A fern is a sort of plant with about 12,000 species known. Like mosses they also bear xylem and phloem. They also bear roots, stems and leaves like other vascular plants but they lack seeds and blossoms. They produce spores. The usual examples are horsetails, whisk ferns, marattioid ferns, and ophioglossoid ferns.
The term pteridophyte also refers to ferns. A pteridologist research about ferns and lycophytes. Fossil record suggests that they evolved 360 million years ago in the Carboniferous period but majority of those living ferns are about 145 million years old which evolved in the Cretaceous. They’re not so significant from the commercial point of view but are grown for ornamentation, food or remediating soils. Some are weeds and some hold special place in mythology, culture and art.
Ferns are vascular plants differing from lycophytes by having true leaves. They differ from gymnosperms and angiosperms in lacking seeds and blossoms but bear spores. Their life cycle shows alternation of generation which means it consists of diploid sporophytic and a haploid gametophytic stage. A sporophytic phase produces haploid spores by meiosis. A spore grows by mitosis and creates gametophyte which develops photosynthetic prothallus. A mobile, flagellated sperm fertilizes the egg which is connected to the prothallus. A zygote that’s currently diploid produces sporophyte by mitosis.

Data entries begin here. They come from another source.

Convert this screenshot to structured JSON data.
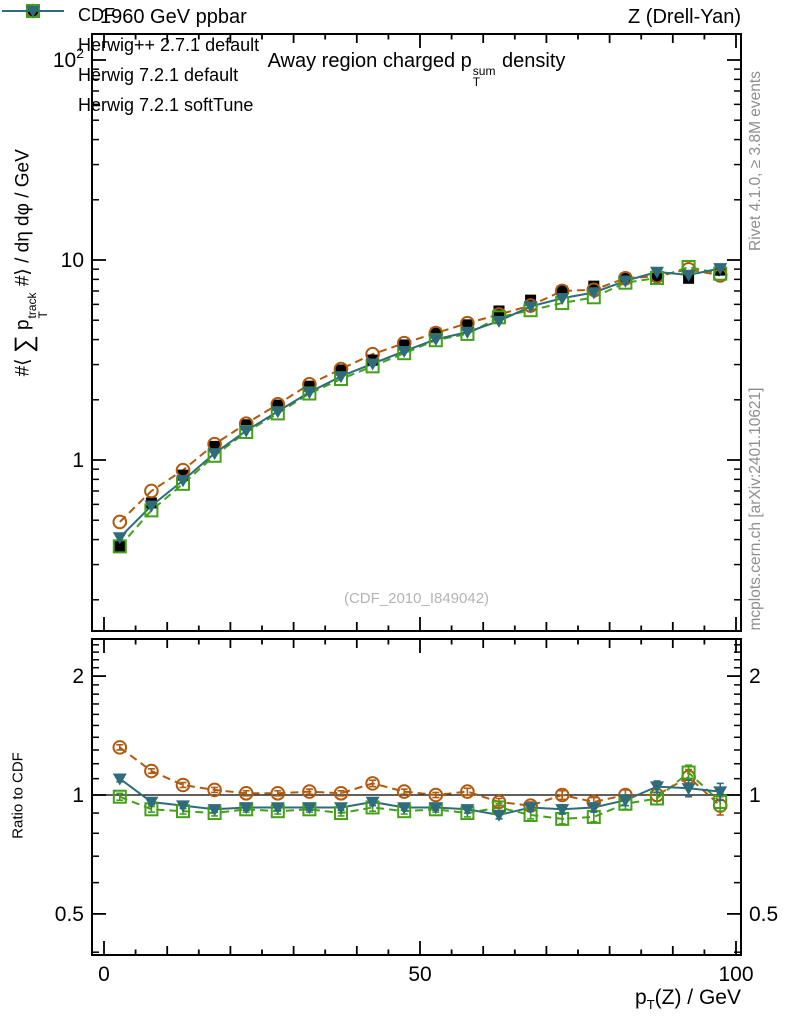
{
  "header": {
    "left": "1960 GeV ppbar",
    "right": "Z (Drell-Yan)"
  },
  "title": {
    "t1": "Away region charged p",
    "sup": "sum",
    "sub": "T",
    "t2": " density"
  },
  "side_notes": {
    "top_right": "Rivet 4.1.0, ≥ 3.8M events",
    "bottom_right": "mcplots.cern.ch [arXiv:2401.10621]"
  },
  "watermark": "(CDF_2010_I849042)",
  "axes": {
    "y_main_label": {
      "l1": "#⟨ ",
      "sigma": "∑",
      "l2": " p",
      "sup": "track",
      "sub": "T",
      "l3": " #⟩ / dη dφ / GeV"
    },
    "ratio_label": "Ratio to CDF",
    "x_label": {
      "x1": "p",
      "sub": "T",
      "x2": "(Z) / GeV"
    }
  },
  "legend": [
    {
      "label": "CDF",
      "marker": "filled-square",
      "color": "#000000",
      "line": "none"
    },
    {
      "label": "Herwig++ 2.7.1 default",
      "marker": "open-circle",
      "color": "#b05a10",
      "line": "dashed"
    },
    {
      "label": "Herwig 7.2.1 default",
      "marker": "open-square",
      "color": "#44a019",
      "line": "dashed"
    },
    {
      "label": "Herwig 7.2.1 softTune",
      "marker": "filled-triangle-down",
      "color": "#2e6c7c",
      "line": "solid"
    }
  ],
  "chart_data": {
    "type": "line",
    "title": "Away region charged pT^sum density",
    "xlabel": "pT(Z) / GeV",
    "ylabel": "#<Sum pT^track #> / deta dphi / GeV",
    "ratio_ylabel": "Ratio to CDF",
    "legend_position": "top-left",
    "grid": false,
    "x": [
      2.5,
      7.5,
      12.5,
      17.5,
      22.5,
      27.5,
      32.5,
      37.5,
      42.5,
      47.5,
      52.5,
      57.5,
      62.5,
      67.5,
      72.5,
      77.5,
      82.5,
      87.5,
      92.5,
      97.5
    ],
    "x_bin_width": 5,
    "series": [
      {
        "name": "CDF",
        "role": "data",
        "marker": "filled-square",
        "color": "#000000",
        "line": "none",
        "rel_err": 0.03,
        "values": [
          0.37,
          0.61,
          0.84,
          1.17,
          1.5,
          1.88,
          2.34,
          2.82,
          3.16,
          3.76,
          4.31,
          4.74,
          5.56,
          6.3,
          7.0,
          7.4,
          8.1,
          8.3,
          8.1,
          8.9
        ]
      },
      {
        "name": "Herwig++ 2.7.1 default",
        "role": "mc",
        "marker": "open-circle",
        "color": "#b05a10",
        "line": "dashed",
        "values": [
          0.49,
          0.7,
          0.89,
          1.2,
          1.52,
          1.9,
          2.39,
          2.85,
          3.38,
          3.84,
          4.31,
          4.83,
          5.34,
          5.92,
          7.0,
          7.1,
          8.1,
          8.3,
          8.99,
          8.37
        ],
        "ratio": [
          1.32,
          1.15,
          1.06,
          1.03,
          1.01,
          1.01,
          1.02,
          1.01,
          1.07,
          1.02,
          1.0,
          1.02,
          0.96,
          0.94,
          1.0,
          0.96,
          1.0,
          1.0,
          1.11,
          0.94
        ]
      },
      {
        "name": "Herwig 7.2.1 default",
        "role": "mc",
        "marker": "open-square",
        "color": "#44a019",
        "line": "dashed",
        "values": [
          0.37,
          0.56,
          0.76,
          1.05,
          1.38,
          1.71,
          2.15,
          2.54,
          2.94,
          3.42,
          3.97,
          4.27,
          5.17,
          5.61,
          6.09,
          6.51,
          7.7,
          8.13,
          9.23,
          8.54
        ],
        "ratio": [
          0.99,
          0.92,
          0.91,
          0.9,
          0.92,
          0.91,
          0.92,
          0.9,
          0.93,
          0.91,
          0.92,
          0.9,
          0.93,
          0.89,
          0.87,
          0.88,
          0.95,
          0.98,
          1.14,
          0.96
        ]
      },
      {
        "name": "Herwig 7.2.1 softTune",
        "role": "mc",
        "marker": "filled-triangle-down",
        "color": "#2e6c7c",
        "line": "solid",
        "values": [
          0.41,
          0.59,
          0.79,
          1.08,
          1.4,
          1.75,
          2.18,
          2.62,
          3.03,
          3.5,
          4.01,
          4.36,
          4.95,
          5.86,
          6.44,
          6.88,
          7.86,
          8.72,
          8.42,
          9.08
        ],
        "ratio": [
          1.1,
          0.96,
          0.94,
          0.92,
          0.93,
          0.93,
          0.93,
          0.93,
          0.96,
          0.93,
          0.93,
          0.92,
          0.89,
          0.93,
          0.92,
          0.93,
          0.97,
          1.05,
          1.04,
          1.02
        ]
      }
    ],
    "ratio_err": [
      0.02,
      0.015,
      0.015,
      0.015,
      0.015,
      0.015,
      0.015,
      0.015,
      0.02,
      0.015,
      0.015,
      0.02,
      0.02,
      0.02,
      0.025,
      0.025,
      0.03,
      0.035,
      0.05,
      0.05
    ],
    "axes_meta": {
      "x_range": [
        -1.9,
        100.8
      ],
      "x_ticks_labeled": [
        0,
        50,
        100
      ],
      "x_minor_step": 5,
      "y_main_scale": "log",
      "y_main_ticks": [
        1,
        10,
        100
      ],
      "y_main_range": [
        0.137,
        135
      ],
      "ratio_scale": "log",
      "ratio_ticks": [
        0.5,
        1,
        2
      ],
      "ratio_range": [
        0.394,
        2.48
      ],
      "ratio_ref_line": 1
    }
  }
}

They prefer to live in a wide array of habitats ranging from remote mountain elevations, to dry desert stone faces, to bodies of water or in open areas. Generally they prefer four types of habitats namely moist, shady forests; crevices in rock faces, particularly when sheltered from the full sun; acid wetlands including bogs and swamps; and tropical trees, where many species are epiphytes.
Many are known to produce relationships with mycorrhizal fungi. The spores are rich source of lipids, protein and carbs so are consumed by some animals. The stem is usually a underground rhizome but in some cases it is a ground creeping stolon or semi-woody tree trunk. The leaves are green and photosynthetic and are known as fronds due to their horizontal arrangement. Tropophylls participate only in photosynthesis such as the leaves of other vascular plants. Sporophylls produce spores and compared with the scales of pines. In addition they photosynthesize like tropophylls. Brophophylls produce abnormally high number of spores. The roots are underground and non-photosynthetic. They are fibrous like other vascular plants.

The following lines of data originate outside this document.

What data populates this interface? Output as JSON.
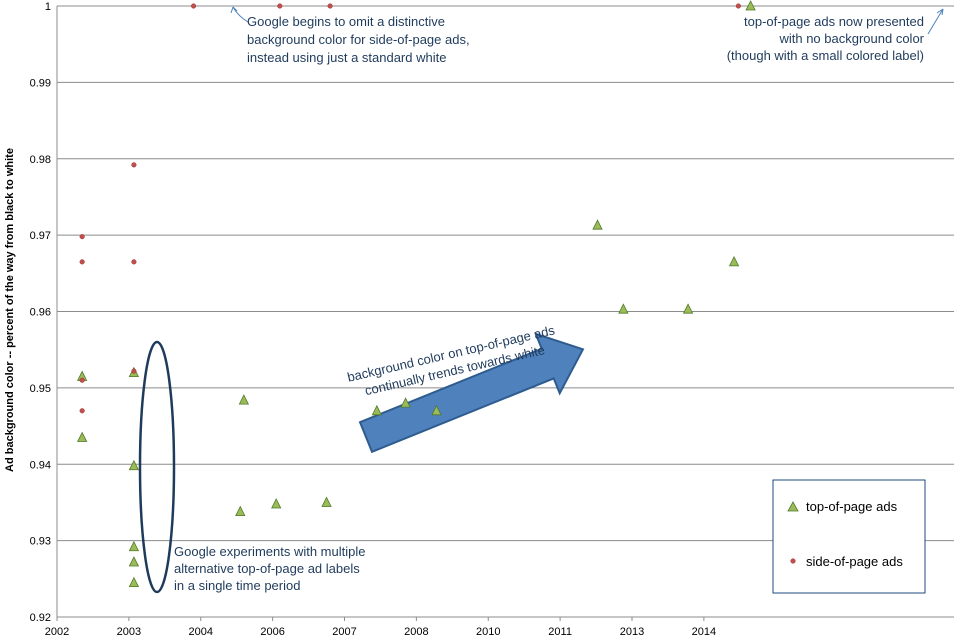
{
  "chart_data": {
    "type": "scatter",
    "ylabel": "Ad background  color -- percent of the way from black to white",
    "xlabel": "",
    "ylim": [
      0.92,
      1.0
    ],
    "xlim": [
      2002.0,
      2014.48
    ],
    "y_ticks": [
      "0.92",
      "0.93",
      "0.94",
      "0.95",
      "0.96",
      "0.97",
      "0.98",
      "0.99",
      "1"
    ],
    "x_ticks": [
      {
        "label": "2002",
        "x": 2002.0
      },
      {
        "label": "2003",
        "x": 2003.0
      },
      {
        "label": "2004",
        "x": 2004.0
      },
      {
        "label": "2006",
        "x": 2005.0
      },
      {
        "label": "2007",
        "x": 2006.0
      },
      {
        "label": "2008",
        "x": 2007.0
      },
      {
        "label": "2010",
        "x": 2008.0
      },
      {
        "label": "2011",
        "x": 2009.0
      },
      {
        "label": "2013",
        "x": 2010.0
      },
      {
        "label": "2014",
        "x": 2011.0
      }
    ],
    "grid": "horizontal",
    "legend_position": "bottom-right",
    "series": [
      {
        "name": "top-of-page ads",
        "marker": "triangle",
        "color": "#9bbb59",
        "edge_color": "#4f7a28",
        "points": [
          [
            2002.35,
            0.9515
          ],
          [
            2002.35,
            0.9435
          ],
          [
            2003.07,
            0.952
          ],
          [
            2003.07,
            0.9398
          ],
          [
            2003.07,
            0.9292
          ],
          [
            2003.07,
            0.9272
          ],
          [
            2003.07,
            0.9245
          ],
          [
            2004.55,
            0.9338
          ],
          [
            2004.6,
            0.9484
          ],
          [
            2005.05,
            0.9348
          ],
          [
            2005.75,
            0.935
          ],
          [
            2006.45,
            0.947
          ],
          [
            2006.85,
            0.948
          ],
          [
            2007.28,
            0.947
          ],
          [
            2009.52,
            0.9713
          ],
          [
            2009.88,
            0.9603
          ],
          [
            2010.78,
            0.9603
          ],
          [
            2011.42,
            0.9665
          ],
          [
            2011.65,
            1.0
          ]
        ]
      },
      {
        "name": "side-of-page ads",
        "marker": "circle",
        "color": "#c0504d",
        "edge_color": "#9c2b28",
        "points": [
          [
            2002.35,
            0.9698
          ],
          [
            2002.35,
            0.9665
          ],
          [
            2002.35,
            0.951
          ],
          [
            2002.35,
            0.947
          ],
          [
            2003.07,
            0.9792
          ],
          [
            2003.07,
            0.9665
          ],
          [
            2003.07,
            0.9522
          ],
          [
            2003.9,
            1.0
          ],
          [
            2005.1,
            1.0
          ],
          [
            2005.8,
            1.0
          ],
          [
            2011.48,
            1.0
          ]
        ]
      }
    ],
    "annotations": [
      {
        "id": "side-white",
        "lines": [
          "Google begins to omit a distinctive",
          "background color for side-of-page ads,",
          "instead using just a standard white"
        ]
      },
      {
        "id": "top-white",
        "lines": [
          "top-of-page ads now presented",
          "with no background color",
          "(though with a small colored label)"
        ]
      },
      {
        "id": "trend",
        "lines": [
          "background color on top-of-page ads",
          "continually trends towards white"
        ]
      },
      {
        "id": "experiments",
        "lines": [
          "Google experiments with multiple",
          "alternative top-of-page ad labels",
          "in a single time period"
        ]
      }
    ]
  }
}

Prothallus is green, photosynthetic structure generally one cell thick. It’s heart of kidney shaped measuring 3-10 mm long and 2-8 mm wide. It produces gametes in the form of antheridia and archegonia. Anteridia are small spherical structures which produce flagellated sperms. Archegonia are flask-shaped structures which produce single egg. Rhizoids are root like construction that absorbs water and minerals. They anchor prothallus to dirt.